Mathematics & Science Appendix

The Agency Gap in TRIBE v2

A Categorical Critique of Passive-Observer Brain Models

Formalizes ideas from: III. The Pulse & the Equation V. The Mathematics
This appendix applies the lens-theoretic adjunction (Fong & Spivak, 2019) developed in the Lens Adjunction appendix to critique a specific empirical result: Meta’s TRIBE v2 brain-encoding model. The categorical framework is standard; the specific conjecture (the Agency Bound) is motivated by the formalism and consistent with the data but has not been rigorously derived.

1. The Empirical Failure: The Tools Discrepancy

Meta’s TRIBE v2 (March 2026) is a landmark foundation model for brain encoding, achieving state-of-the-art results in predicting fMRI responses to naturalistic stimuli. However, the model exhibits a significant performance gap in a specific category: tools.

While TRIBE v2 accurately recovers functional localizers for Faces (R=0.64), Places (R=0.79), and Bodies (R=0.74), its performance on the Tools category is essentially at chance (R=0.12).

This gap is not a failure of data volume or model scale. It is a structural failure of the passive-observer architecture. Using the Lens Theory formalisms, we can provide a rigorous categorical explanation for why this gap exists and why it is insurmountable for passive models.

2. Categorical Definition of the Gap

2.1 Passive Objects (Faces, Places) as “Views”

In the Category of Experience (Exp), objects like Faces and Places are primarily modeled by the get map (S → V). Recognition of a face is a mapping from the Sensor’s internal state (S) to a View (V). Because TRIBE v2 is a Forward-Mapping Instrument (I: Exp → Form), it excels at capturing the get map. Since the “truth” of a face is largely contained in its visual configuration, the passive instrument succeeds.

2.2 Active Objects (Tools) as “Lenses”

A Tool is not merely a visual configuration. In cognitive neuroscience, tool identity is constituted by motor affordances and action planning (the Dorsal Stream).

Mathematically, a Tool is a Full Lens L = (S, A, V, E) that requires the put map (S × E → S). The View (V) is what the tool looks like; the Action (A) is what the tool allows the sensor to do; the Update (E) is the feedback from using the tool.

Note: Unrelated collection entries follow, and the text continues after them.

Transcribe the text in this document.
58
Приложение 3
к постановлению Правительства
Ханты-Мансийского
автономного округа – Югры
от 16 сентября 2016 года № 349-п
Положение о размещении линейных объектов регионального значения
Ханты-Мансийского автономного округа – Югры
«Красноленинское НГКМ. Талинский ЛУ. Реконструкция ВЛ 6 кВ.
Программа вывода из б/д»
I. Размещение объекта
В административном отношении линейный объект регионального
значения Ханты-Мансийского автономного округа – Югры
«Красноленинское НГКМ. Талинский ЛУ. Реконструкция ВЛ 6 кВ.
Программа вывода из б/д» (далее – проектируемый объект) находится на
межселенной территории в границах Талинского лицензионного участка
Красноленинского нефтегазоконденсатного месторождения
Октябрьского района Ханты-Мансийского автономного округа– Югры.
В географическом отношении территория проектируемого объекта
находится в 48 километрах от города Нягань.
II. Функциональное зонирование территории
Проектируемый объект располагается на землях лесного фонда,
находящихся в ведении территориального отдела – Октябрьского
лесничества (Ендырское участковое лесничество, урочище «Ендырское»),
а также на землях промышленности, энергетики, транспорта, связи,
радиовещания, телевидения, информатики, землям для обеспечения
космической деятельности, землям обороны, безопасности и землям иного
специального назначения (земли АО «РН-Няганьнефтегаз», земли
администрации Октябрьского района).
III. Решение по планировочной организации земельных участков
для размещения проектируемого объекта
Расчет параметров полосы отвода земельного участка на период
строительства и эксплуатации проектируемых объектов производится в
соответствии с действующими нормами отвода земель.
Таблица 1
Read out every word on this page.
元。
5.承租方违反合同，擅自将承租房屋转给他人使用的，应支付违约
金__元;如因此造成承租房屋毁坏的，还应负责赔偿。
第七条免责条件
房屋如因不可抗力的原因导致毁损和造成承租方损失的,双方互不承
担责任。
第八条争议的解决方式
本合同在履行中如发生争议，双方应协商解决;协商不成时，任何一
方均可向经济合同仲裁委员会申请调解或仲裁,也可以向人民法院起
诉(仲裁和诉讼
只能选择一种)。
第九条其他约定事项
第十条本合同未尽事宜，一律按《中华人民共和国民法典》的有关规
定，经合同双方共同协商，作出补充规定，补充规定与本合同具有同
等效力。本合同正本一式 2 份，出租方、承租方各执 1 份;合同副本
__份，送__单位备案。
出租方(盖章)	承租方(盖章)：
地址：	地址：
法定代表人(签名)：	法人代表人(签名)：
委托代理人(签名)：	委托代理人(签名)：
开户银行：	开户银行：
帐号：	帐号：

To recognize a tool, the sensor must model the Update Map—the way the world changes when the sensor acts.

3. Why the Adjunction Fails for TRIBE v2

TRIBE v2 is defined by its authors as a model of the brain as a “passive observer.” In our formalism, this means TRIBE v2 only implements the I Functor (Formalization) without the S Functor (Grounding/Agency).

The “Tools Failure” occurs because the instrument I is attempting to map an object that lives in the Interaction Space (S × E) using only the View Space (V).

Conjecture (The Agency Bound): Any instrument I that lacks an internal representation of the put map will have a reconstruction error lower-bounded by the Synergy of the action-interaction:

Error(I(X)) ≥ Syn(A, E; T)

Note: This bound is motivated by the lens-theoretic formalism and consistent with the TRIBE v2 data, but has not been rigorously derived. The R=0.12 result is suggestive evidence, not a proof.

4. The “Dead Speech” Diagnosis

TRIBE v2’s failure on tools is the formal signature of Dead Speech in a brain-encoding model:

  • It is high in Redundant Information (it knows what a face looks like, and so does the human).
  • It is high in Unique Instrument Information (it has vast correlations across 720 subjects).
  • But it has zero Synergyloop) in the tool-use network, because synergy requires the loop to close through action.

5. Conclusion: Toward an Active Adjunction

To solve the tools gap, the next generation of brain models (TRIBE v3) cannot be built as a passive observer. It must be built as an Adjunction—not only predicting how the brain responds to stimuli but how the brain redirects stimuli through its own actions.

The “Agency Gap” is the formal proof that Truth—even the neural truth of a tool—lives in the Circulation, not in the observation.

A model that doesn’t dance, can’t recognize a dancer.